Sunday, June 14, 2015

The Growing, Sprouting Seed

Shortly after I moved to Knoxville five years ago, some friends from New York came to visit. They opened the back door of our house and were just thrilled to discover a back porch and a backyard. Unfortunately, I had to admit to them that I had never yet ever stepped out onto that back porch or into that backyard!

Jesus did much of his public preaching and teaching in rural Galilee. So it’s no surprise so many of his images and parables are agricultural in inspiration. That may make obvious sense, but it also may make them hard to relate to, for those of us whose background is completely urban. Indeed, to a non-gardener like myself, gardening seems incredibly complex and difficult. Likewise, as a non-farmer, I imagine farming as also quite complex and difficult. But Jesus’ parables which we just heard [Mark 4:26-32] focus on something else – less on the human work involved and more on the mystery of the process. The kingdom of God, Jesus says in the first parable, is as if someone were to scatter seed on the land and watch as it sprouts and grows and yields harvest.  Meanwhile, the second parable contrasts the final product of God’s kingdom with its seemingly modest and maybe even inauspicious beginnings.

A couple of decades ago, when I was new to preaching, I remember being surprised to discover that the first of these parables is unique to the Gospel of Mark, and is not also contained (as so much of Mark’s other material is) in either Matthew or Luke. That seemed strange to me then and still seems so now, although all these years later I have no more or better insight as to why that should be. But, however obscure, however easy it may be to overlook, I think this remains a really powerful parable. It speaks to something many modern people in particular seem to worry about – God’s silence, his apparent absence from the world. The point of the parable (or so it seems to me) is to acknowledge God’s silence - but also to exclude our misinterpreting that silence as being due to inactivity on God’s part. Silent God may well be, but absent he is not.

Both parables are about the wonderful way the kingdom of God grows – unstoppably mysteriously in the first parable, unstoppably successfully in the second.   So, despite whatever other human narratives it may be competing with for our attention, the narrative story-line of the kingdom of God is unstoppable mystery and unstoppable success.

Earlier this month, the Church celebrated the feast of the Ugandan martyrs – 22 native African Catholics martyred in Uganda in 1886. In the liturgy for that day, we read the words of Blessed Pope Paul VI at their canonization. Recalling the glorious martyrs and saints of the ancient African Church of Roman times, Paul exclaimed: “Who would have thought that in our days we should have witnessed events as heroic and glorious?”

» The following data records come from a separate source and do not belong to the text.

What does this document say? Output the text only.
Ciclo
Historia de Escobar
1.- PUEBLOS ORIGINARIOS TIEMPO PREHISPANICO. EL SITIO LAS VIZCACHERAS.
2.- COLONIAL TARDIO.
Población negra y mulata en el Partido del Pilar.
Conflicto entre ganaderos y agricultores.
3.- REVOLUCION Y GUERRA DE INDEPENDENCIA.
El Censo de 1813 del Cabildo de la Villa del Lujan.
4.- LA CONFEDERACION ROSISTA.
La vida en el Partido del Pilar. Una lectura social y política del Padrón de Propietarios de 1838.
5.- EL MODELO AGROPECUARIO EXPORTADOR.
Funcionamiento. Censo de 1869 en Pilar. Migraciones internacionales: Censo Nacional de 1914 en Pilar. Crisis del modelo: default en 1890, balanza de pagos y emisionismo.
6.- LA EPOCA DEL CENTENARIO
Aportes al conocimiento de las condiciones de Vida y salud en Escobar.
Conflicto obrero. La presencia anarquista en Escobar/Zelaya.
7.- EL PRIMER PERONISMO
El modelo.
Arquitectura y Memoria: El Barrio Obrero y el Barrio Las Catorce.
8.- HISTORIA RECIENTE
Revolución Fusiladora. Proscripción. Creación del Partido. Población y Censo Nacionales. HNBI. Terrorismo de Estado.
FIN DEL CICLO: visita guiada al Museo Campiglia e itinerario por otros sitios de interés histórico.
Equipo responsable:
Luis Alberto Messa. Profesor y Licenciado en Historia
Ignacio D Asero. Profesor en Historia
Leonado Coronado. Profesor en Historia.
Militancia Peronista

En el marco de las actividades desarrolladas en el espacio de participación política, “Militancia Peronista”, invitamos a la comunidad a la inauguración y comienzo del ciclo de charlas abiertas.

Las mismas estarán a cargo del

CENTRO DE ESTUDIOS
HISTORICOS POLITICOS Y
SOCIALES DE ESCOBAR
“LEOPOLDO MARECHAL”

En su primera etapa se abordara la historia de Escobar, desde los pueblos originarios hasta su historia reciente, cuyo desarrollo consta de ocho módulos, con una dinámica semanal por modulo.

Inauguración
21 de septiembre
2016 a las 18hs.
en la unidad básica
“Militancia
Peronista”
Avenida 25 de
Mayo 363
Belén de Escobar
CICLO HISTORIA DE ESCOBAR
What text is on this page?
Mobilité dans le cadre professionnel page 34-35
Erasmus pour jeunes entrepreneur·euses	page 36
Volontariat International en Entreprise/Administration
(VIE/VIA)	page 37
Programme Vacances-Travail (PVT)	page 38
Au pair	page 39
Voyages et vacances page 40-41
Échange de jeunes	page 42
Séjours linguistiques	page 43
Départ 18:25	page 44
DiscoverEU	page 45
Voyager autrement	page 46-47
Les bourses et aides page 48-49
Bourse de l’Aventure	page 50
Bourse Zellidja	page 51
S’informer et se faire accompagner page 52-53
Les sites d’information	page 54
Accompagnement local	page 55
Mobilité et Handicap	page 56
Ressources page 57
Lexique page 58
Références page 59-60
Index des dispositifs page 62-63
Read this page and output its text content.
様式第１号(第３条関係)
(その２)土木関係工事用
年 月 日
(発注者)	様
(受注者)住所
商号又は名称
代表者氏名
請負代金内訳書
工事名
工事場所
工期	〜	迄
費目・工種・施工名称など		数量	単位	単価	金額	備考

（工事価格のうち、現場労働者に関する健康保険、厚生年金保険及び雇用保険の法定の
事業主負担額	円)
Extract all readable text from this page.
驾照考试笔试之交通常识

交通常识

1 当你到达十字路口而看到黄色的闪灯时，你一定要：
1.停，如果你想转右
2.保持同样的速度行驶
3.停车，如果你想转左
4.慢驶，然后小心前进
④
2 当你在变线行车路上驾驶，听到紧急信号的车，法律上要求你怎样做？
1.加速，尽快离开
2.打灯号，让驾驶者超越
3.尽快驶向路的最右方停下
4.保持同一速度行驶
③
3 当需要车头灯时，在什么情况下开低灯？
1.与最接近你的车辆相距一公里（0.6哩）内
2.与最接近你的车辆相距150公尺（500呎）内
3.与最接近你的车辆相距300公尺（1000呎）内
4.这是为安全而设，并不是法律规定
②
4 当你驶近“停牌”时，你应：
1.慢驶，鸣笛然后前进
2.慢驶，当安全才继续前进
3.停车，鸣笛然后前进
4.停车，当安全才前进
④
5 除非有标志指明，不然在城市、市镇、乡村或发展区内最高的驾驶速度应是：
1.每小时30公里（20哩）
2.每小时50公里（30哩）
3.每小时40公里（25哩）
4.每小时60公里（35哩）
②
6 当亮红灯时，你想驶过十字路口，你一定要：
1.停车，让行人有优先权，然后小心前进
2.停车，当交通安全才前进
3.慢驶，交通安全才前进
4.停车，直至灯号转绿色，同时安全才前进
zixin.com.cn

Who indeed? Yet the fact of the matter is that, all over what we Westerners condescendingly call the developing world (and, above all, in Africa), the Church is experiencing enormous growth and profound vitality. So much so in fact that the energy of those local Churches has begun to overflow in missionary outreach back to the older Churches of the developed West.

Echoing Ezekiel’s prophecy of making the withered tree bloom, Jesus’ parable illustrates the unstoppable mystery and unstoppable success of God’s kingdom in the mustard seed’s growth into such a great plant that all the birds of the sky can find space for themselves in its large branches. What an amazing aspiration! What an appropriate image for what the church is called to be in our - what we, as Church, are called to be in our fragmented, strife-torn world!

But in doing so, we are, of course, also challenged to bear in mind the lesson of the parable of the growing, sprouting seed, which is – if I may deliberately reverse the famous last words of JFK’s inaugural address – that, on earth, our activity, our work, must truly be God’s own.

Homily for the 11th Sunday in Ordinary Time, Immaculate Conception Church, Knoxville, TN, June 14, 2015.